Kueh Bahulu/Bolu or mini Asian sponge cake have a thin crunchy exterior with a spongy center when eaten once it is out of the oven. It loses that crunchy exterior when you let it sit for a while, especially in our tropical environment.
It must have been a distant cousin of the french madeleine. Both are mini cakes, baked in mini moulds but the difference will be the use of butter in madeleine while none in Kueh Bahulu. This resulted in a light sponge that is egg-y (in a good way) in taste and fragrance. It can be enjoyed dipped in coffee or tea, just like the madeleine.
100g cake flour
1/4 tsp baking powder
1/8 tsp salt
1/2 tsp vanilla extract
1 Tbsp cooking oil, to oil the bahulu mould
Steps to Bahulu:
- Preheat oven to 200 degrees Celsius.
- Using a pastry brush, carefully oil the bahulu mould with the cooking oil and place the mould into the oven to heat up with the oven.
- Sieve flour, baking powder and salt into a bowl and set aside.
- Whisk egg and sugar until pale and thick, approximately 5 minutes. Add vanilla extract and mix till incorporated.
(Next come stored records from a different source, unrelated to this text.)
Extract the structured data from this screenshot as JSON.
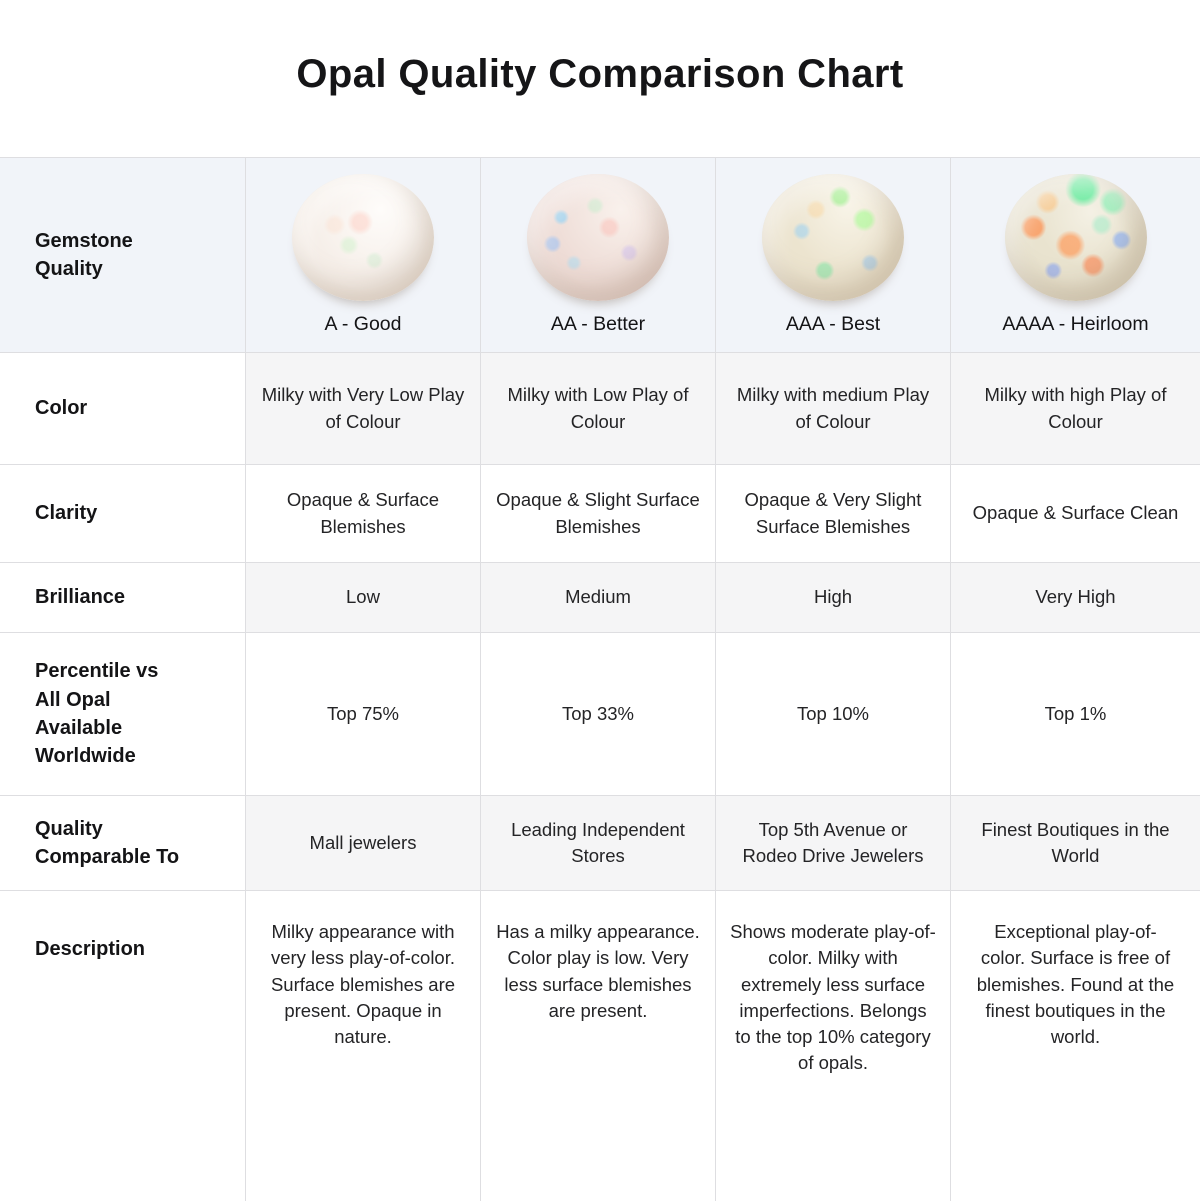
{
  "chart_data": {
    "type": "table",
    "title": "Opal Quality Comparison Chart",
    "corner_label": "Gemstone Quality",
    "columns": [
      {
        "grade_label": "A - Good",
        "opal_icon": "opal-a-good"
      },
      {
        "grade_label": "AA - Better",
        "opal_icon": "opal-aa-better"
      },
      {
        "grade_label": "AAA - Best",
        "opal_icon": "opal-aaa-best"
      },
      {
        "grade_label": "AAAA - Heirloom",
        "opal_icon": "opal-aaaa-heirloom"
      }
    ],
    "rows": [
      {
        "label": "Color",
        "values": [
          "Milky with Very Low Play of Colour",
          "Milky with Low Play of Colour",
          "Milky with medium Play of Colour",
          "Milky with high Play of Colour"
        ]
      },
      {
        "label": "Clarity",
        "values": [
          "Opaque & Surface Blemishes",
          "Opaque & Slight Surface Blemishes",
          "Opaque & Very Slight Surface Blemishes",
          "Opaque & Surface Clean"
        ]
      },
      {
        "label": "Brilliance",
        "values": [
          "Low",
          "Medium",
          "High",
          "Very High"
        ]
      },
      {
        "label": "Percentile vs All Opal Available Worldwide",
        "values": [
          "Top 75%",
          "Top 33%",
          "Top 10%",
          "Top 1%"
        ]
      },
      {
        "label": "Quality Comparable To",
        "values": [
          "Mall jewelers",
          "Leading Independent Stores",
          "Top 5th Avenue or Rodeo Drive Jewelers",
          "Finest Boutiques in the World"
        ]
      },
      {
        "label": "Description",
        "values": [
          "Milky appearance with very less play-of-color. Surface blemishes are present. Opaque in nature.",
          "Has a milky appearance. Color play is low. Very less surface blemishes are present.",
          "Shows moderate play-of-color. Milky with extremely less surface imperfections. Belongs to the top 10% category of opals.",
          "Exceptional play-of-color. Surface is free of blemishes. Found at the finest boutiques in the world."
        ]
      }
    ],
    "layout_hints": {
      "header_row_bg": "#f1f4f9",
      "alt_row_bg": "#f5f5f6",
      "border_color": "#dedee1",
      "title_color": "#151517"
    }
  }
}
- Fold the flour mixture into the egg mixture in 2 additions, until batter is uniform.
- Carefully remove the hot mould from the oven and fill the mould with batter using a spoon or a small ice cream scoop.
- Place the filled mould back into the oven and bake in the middle of the oven for 11 - 13 minutes or until the cake is golden brown in colour.
- Using a tooth pick or two, remove the cakes immediately onto a cooling rack.
- Then oil the mould and place it back into the oven for 3 minutes to heat up.
- After 3 minutes, remove the mould and fill it with the cake batter and bake it.
- Repeat the steps until all the batter is used up.